= Ilya Nemenman =

Belarusian theoretical physicist

Ilya Mark Nemenman (born January 8, 1975, in Minsk, Belarus) is a theoretical physicist at Emory University, where he is a Winship Distinguished Research Professor of Physics and Biology. He is known for his studies of information processing in biological systems and for developing coarse-grained models of these systems.

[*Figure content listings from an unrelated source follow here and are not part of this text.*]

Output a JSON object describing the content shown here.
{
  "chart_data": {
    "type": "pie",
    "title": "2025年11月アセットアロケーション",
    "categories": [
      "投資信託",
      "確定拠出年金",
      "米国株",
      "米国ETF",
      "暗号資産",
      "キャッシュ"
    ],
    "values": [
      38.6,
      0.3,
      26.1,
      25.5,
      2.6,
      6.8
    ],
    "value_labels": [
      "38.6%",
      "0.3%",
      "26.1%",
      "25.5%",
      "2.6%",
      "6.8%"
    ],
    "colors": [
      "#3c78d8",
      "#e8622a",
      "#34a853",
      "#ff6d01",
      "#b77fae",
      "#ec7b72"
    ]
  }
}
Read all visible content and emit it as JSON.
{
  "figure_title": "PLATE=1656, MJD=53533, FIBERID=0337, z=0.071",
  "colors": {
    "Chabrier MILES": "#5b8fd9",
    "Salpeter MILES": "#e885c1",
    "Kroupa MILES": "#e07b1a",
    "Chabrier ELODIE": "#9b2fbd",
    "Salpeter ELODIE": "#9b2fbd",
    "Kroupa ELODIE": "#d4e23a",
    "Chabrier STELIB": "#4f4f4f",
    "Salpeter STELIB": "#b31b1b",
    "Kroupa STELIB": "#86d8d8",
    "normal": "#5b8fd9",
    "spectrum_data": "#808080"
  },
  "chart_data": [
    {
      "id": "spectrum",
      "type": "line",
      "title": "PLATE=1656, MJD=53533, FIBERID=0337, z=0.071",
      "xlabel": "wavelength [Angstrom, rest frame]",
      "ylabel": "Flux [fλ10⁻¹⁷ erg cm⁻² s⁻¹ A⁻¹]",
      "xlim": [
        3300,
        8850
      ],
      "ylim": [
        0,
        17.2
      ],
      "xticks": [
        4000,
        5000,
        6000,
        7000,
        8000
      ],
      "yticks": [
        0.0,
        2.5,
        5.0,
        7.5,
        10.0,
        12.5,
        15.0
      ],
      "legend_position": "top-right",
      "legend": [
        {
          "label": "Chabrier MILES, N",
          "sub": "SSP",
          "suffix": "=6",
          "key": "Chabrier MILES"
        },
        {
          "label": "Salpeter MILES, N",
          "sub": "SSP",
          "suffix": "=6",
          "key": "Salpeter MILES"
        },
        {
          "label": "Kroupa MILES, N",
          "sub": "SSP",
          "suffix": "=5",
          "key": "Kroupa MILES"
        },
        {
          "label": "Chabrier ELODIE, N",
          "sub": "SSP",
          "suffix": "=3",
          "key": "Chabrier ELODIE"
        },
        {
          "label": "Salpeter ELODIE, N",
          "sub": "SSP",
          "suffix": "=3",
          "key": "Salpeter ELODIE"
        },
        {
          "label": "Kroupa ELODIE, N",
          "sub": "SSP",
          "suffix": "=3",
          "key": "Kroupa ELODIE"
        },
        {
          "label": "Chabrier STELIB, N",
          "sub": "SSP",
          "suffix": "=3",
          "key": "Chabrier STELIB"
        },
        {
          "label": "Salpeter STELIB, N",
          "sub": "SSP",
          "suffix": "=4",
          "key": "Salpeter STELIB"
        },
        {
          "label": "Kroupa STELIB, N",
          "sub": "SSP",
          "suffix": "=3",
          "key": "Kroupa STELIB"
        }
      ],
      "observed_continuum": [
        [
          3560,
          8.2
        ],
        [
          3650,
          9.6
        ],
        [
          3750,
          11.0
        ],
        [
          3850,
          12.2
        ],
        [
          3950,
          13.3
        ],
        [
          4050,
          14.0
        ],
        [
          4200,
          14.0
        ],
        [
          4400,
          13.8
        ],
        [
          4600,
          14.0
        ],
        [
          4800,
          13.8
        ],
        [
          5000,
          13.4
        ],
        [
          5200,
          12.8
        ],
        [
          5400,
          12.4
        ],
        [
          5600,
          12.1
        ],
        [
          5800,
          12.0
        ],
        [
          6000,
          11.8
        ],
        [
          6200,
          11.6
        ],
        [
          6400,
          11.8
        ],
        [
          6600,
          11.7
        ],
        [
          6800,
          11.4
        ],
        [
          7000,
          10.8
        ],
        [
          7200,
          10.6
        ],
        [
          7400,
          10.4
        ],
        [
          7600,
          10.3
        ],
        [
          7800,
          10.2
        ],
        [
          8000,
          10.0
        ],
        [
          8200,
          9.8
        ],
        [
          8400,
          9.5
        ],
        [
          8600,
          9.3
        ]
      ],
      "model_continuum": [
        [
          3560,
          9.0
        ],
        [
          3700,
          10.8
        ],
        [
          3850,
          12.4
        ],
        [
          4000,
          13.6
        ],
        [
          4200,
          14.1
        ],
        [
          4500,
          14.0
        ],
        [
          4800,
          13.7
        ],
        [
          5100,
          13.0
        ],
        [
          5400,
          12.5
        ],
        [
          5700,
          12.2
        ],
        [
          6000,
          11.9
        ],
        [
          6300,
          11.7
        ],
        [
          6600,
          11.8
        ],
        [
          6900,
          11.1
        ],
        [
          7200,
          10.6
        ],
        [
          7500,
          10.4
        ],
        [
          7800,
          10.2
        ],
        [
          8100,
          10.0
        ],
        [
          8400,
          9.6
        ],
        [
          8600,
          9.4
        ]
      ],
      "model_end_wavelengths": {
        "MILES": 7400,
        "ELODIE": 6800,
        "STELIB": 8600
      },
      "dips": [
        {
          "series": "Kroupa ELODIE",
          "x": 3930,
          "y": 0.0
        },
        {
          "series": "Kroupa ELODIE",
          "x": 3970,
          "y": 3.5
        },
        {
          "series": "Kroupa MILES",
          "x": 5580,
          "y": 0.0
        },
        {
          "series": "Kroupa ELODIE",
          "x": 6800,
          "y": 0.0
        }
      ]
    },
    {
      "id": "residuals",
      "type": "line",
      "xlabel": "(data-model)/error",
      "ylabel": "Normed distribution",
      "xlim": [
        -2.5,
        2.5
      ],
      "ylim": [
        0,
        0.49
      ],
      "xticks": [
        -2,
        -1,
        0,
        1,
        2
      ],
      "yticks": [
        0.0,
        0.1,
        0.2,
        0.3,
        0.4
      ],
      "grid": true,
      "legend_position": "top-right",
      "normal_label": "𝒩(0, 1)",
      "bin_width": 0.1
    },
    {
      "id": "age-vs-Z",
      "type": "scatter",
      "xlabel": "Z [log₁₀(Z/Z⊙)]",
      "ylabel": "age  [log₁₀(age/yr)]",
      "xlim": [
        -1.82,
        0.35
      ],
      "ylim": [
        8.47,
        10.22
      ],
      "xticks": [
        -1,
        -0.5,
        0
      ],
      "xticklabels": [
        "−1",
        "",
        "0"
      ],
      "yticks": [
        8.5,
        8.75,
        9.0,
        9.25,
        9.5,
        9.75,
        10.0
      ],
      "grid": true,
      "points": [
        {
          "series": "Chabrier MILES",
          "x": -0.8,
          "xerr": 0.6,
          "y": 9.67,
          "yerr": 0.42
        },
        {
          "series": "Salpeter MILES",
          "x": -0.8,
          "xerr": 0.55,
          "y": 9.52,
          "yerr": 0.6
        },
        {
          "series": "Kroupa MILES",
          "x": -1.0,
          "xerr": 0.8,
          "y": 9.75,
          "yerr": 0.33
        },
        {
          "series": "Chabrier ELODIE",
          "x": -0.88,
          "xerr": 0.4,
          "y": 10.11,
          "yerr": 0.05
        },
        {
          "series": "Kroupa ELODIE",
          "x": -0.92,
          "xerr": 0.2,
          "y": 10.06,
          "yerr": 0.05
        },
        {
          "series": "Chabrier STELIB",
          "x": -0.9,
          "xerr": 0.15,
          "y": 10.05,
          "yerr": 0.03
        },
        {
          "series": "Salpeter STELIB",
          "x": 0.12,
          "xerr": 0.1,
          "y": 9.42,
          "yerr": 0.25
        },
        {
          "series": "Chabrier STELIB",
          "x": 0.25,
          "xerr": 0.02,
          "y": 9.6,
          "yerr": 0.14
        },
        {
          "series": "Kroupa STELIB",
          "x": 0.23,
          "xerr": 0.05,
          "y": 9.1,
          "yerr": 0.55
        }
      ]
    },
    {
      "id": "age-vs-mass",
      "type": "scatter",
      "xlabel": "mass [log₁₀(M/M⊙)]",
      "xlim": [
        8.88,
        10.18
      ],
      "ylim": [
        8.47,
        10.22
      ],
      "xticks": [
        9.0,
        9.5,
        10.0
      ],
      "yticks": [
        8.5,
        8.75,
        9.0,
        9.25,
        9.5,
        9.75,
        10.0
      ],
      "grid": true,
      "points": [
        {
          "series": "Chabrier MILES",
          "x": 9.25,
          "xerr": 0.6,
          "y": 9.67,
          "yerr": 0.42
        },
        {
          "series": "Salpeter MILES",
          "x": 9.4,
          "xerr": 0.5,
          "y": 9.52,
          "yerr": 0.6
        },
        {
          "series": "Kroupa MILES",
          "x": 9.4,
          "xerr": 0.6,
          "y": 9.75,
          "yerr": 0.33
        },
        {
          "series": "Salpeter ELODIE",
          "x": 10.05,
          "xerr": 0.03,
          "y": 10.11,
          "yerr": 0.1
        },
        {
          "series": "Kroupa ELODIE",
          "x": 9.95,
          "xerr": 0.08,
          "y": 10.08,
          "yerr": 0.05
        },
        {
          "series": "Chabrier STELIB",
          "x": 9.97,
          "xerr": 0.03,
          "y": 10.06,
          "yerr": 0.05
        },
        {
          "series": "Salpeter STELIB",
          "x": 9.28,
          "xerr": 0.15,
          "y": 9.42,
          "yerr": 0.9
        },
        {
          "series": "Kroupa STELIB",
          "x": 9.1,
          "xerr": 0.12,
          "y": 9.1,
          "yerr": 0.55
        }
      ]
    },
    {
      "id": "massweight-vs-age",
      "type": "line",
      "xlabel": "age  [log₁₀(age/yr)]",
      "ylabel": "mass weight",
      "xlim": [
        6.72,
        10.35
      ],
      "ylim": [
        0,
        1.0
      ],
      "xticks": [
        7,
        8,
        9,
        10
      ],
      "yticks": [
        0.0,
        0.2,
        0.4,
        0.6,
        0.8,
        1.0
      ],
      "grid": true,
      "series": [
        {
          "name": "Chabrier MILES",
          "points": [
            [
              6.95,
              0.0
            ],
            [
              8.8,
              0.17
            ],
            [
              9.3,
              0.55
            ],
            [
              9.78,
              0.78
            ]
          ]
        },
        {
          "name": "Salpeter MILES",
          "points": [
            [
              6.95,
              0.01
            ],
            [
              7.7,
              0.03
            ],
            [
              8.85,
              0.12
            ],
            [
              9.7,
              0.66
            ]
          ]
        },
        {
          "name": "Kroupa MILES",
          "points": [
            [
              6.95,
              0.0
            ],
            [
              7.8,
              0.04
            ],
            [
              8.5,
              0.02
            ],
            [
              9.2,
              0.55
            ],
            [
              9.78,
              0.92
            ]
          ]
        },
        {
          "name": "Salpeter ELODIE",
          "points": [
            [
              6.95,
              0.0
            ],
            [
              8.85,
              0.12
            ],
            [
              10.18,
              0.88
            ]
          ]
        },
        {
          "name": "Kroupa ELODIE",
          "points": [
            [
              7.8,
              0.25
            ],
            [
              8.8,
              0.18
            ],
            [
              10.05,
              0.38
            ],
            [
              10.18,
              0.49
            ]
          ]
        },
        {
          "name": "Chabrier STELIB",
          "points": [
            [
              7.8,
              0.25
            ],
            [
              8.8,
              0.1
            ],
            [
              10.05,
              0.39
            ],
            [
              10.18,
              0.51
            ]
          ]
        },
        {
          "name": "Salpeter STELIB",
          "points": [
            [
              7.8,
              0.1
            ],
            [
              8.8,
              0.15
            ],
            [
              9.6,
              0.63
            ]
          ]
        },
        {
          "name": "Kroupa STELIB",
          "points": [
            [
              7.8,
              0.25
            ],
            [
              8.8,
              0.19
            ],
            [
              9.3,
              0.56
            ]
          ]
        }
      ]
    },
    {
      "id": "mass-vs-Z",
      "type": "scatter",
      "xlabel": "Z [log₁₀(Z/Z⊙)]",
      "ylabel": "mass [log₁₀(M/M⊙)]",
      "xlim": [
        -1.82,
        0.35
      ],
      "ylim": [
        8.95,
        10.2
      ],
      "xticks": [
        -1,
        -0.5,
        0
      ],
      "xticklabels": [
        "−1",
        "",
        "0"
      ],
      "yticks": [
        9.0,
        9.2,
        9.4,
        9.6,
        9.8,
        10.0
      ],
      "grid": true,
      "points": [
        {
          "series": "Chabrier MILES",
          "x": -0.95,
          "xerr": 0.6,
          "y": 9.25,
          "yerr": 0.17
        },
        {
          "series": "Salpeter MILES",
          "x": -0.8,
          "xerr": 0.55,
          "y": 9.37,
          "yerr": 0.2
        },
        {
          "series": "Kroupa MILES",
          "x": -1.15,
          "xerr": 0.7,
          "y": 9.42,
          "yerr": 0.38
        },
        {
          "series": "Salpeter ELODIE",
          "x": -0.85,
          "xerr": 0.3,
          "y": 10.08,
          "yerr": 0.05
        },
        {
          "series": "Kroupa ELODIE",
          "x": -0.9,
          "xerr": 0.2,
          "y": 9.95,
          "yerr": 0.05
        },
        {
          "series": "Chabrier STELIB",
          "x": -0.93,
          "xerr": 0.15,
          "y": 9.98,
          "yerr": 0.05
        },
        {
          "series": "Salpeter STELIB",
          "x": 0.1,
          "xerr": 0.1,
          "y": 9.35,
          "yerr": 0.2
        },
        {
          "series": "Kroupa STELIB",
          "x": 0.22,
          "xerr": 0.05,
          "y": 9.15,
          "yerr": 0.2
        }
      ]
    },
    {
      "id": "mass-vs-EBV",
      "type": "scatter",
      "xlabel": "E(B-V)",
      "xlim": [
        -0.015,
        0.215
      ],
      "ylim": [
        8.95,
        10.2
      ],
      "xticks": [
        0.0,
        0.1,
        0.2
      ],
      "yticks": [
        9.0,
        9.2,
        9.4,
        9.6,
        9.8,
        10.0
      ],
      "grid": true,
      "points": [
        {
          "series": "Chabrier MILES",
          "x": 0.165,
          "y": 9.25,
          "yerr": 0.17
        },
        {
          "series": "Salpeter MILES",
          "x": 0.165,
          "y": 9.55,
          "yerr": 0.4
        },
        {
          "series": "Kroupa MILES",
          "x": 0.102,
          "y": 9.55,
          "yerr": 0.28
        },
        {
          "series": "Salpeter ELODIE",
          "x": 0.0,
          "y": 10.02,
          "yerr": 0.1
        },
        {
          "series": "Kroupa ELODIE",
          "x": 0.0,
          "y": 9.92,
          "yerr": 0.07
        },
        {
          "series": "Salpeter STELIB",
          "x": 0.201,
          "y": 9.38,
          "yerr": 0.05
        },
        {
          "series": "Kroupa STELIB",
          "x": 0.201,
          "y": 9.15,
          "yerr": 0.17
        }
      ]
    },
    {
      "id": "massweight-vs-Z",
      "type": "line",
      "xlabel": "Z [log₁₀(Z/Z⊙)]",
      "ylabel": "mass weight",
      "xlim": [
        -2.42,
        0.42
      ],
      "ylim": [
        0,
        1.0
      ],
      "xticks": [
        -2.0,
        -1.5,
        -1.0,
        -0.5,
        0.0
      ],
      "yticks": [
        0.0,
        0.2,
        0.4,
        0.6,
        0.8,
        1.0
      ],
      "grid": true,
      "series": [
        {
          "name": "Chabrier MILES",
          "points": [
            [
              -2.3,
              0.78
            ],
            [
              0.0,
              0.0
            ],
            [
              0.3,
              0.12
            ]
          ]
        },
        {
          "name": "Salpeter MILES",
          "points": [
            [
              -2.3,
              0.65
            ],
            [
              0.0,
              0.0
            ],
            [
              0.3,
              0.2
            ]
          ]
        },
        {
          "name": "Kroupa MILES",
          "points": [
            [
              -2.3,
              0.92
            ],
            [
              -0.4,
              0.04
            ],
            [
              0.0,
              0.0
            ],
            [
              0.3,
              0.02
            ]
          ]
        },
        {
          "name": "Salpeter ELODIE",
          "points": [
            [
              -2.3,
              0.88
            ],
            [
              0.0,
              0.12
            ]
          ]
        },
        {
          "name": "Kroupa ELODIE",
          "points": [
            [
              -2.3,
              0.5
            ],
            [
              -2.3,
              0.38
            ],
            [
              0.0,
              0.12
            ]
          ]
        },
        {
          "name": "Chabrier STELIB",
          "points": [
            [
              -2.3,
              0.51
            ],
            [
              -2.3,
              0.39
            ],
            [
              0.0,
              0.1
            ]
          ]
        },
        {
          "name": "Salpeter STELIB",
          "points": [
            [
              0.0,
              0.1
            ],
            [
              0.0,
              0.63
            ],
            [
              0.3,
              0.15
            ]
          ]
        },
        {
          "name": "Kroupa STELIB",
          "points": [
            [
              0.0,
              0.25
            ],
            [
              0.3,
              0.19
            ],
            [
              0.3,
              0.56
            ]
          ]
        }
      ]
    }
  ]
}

He is a Fellow of the American Physical Society for "his contributions to theoretical biological physics, especially information processing in a variety of living systems, and for the development of coarse-grained modeling methods of such systems". He is a Simons Investigator and James S. McDonnell Foundation Complex Systems Scholar. He also served in the Chair Line of the Division of Biological Physics of the American Physical Society, from 2013 to 2018. Nemenman also was a founder of the q-bio conference, and is a general member of the Aspen Center for Physics.

== Life ==
Ilya Nemenman is the son of Mark Nemenman, a Soviet computer scientist. He studied physics at the Belarusian State University before moving to the US to complete his BS in physics and math at Santa Clara University. He studied for his master's degree in physics at San Francisco State University. He studied for his PhD under Bill Bialek at Princeton University, and graduated in 2000. He then completed postdoctoral research at the University of California, Santa Barbara and Columbia University before starting work at Los Alamos National Laboratory. Finally, in 2009, he moved to join the faculty at Emory University. He has 3 children.